Kotlin Co-routines to the Rescue
To solve the issue as neatly as possible, I was searching around the web for a non-blocking way in Kotlin to pause the thread, and I came across an article about an experimental feature in Kotlin called co-routines. We promptly realized this could be the answer to our problem and while it was just an experimental feature, we still wanted to give it a try. The great thing about Kotlin co-routines is that they are effortless to use, we just needed to defer code that we wanted to run in a co-routine with the async function, use the delay co-routine function instead of Thread.sleep and finally block the execution until all the co-routines finish with runBlocking { it.await() } . Here is a simplified example:

Screenshot 2018-11-26 at 17.08.53

After we deployed this change into production, it immediately solved our problem, and we were finally able to fully utilize the new much more reliable way of downloading Facebook insights.

Conclusion
Kotlin is a new language, and so it brings many questions about its viability for production use.

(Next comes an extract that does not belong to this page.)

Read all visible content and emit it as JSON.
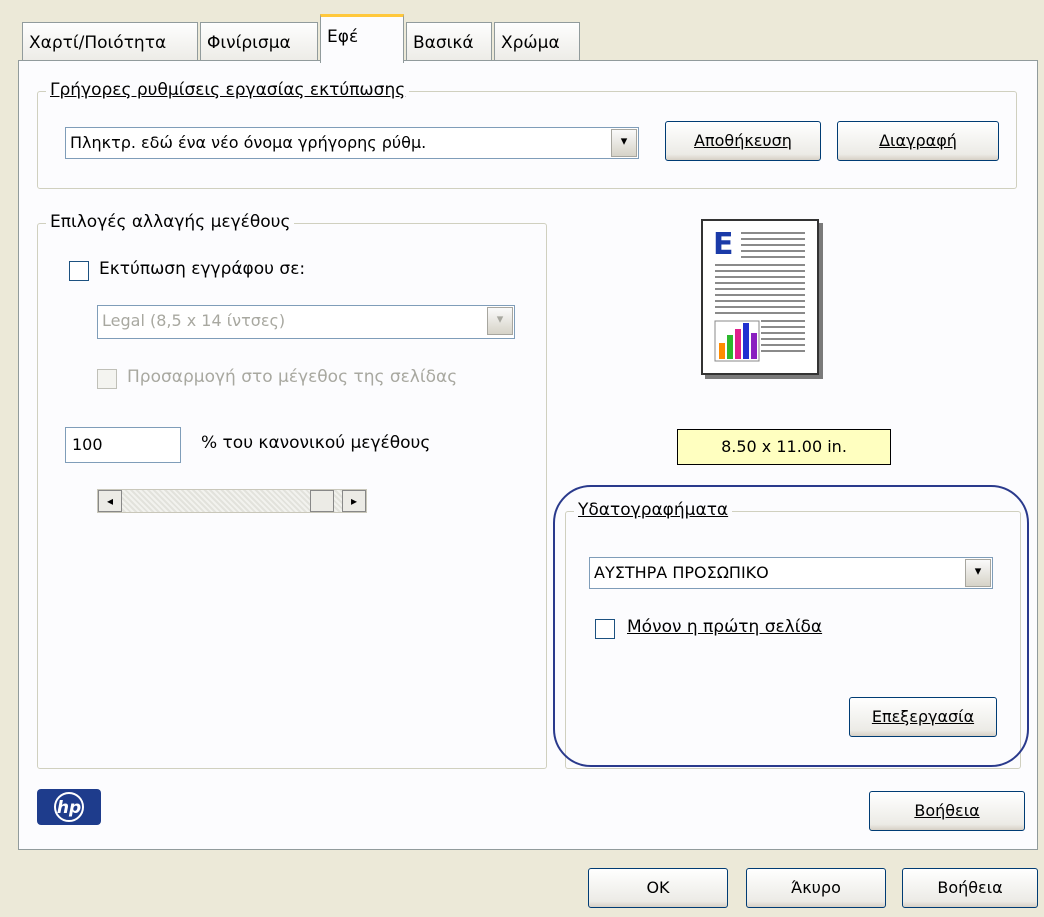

Using it in production in business-critical applications certainly has some risks, but as it compiles into Java bytecode, it cooperates very well with Java libraries and tooling and is very easy for Java developers to pick up, I believe the risks are greatly diminished.

Benefits of using Kotlin

  • Reduction of codebase size
  • Improvement of overall readability of the code
  • Facilitates solving non-trivial software architecture problems
  • Migration to Kotlin is relatively easy for smaller projects

In the article, we have seen how Kotlin can reduce the codebase size, increase overall readability of the code and also solve some non-trivial problems that would otherwise be difficult to deal with. We have also shown how it can be relatively simple for smaller projects to migrate to Kotlin, and while it is undoubtedly quite complicated especially for larger projects, it's probably possible.

In the following months, JetBrains is going to release Kotlin 1.3, so the language seems to be evolving further. According to pusher.com, the adoption of Kotlin is also increasing, so the future for Kotlin at least so far looks bright. Many people, especially young engineers, view Kotlin very positively so it really might be a good idea to get ahead of the curve and try to opt for the language for some smaller or even larger projects. One day it might turn out to have been a great decision.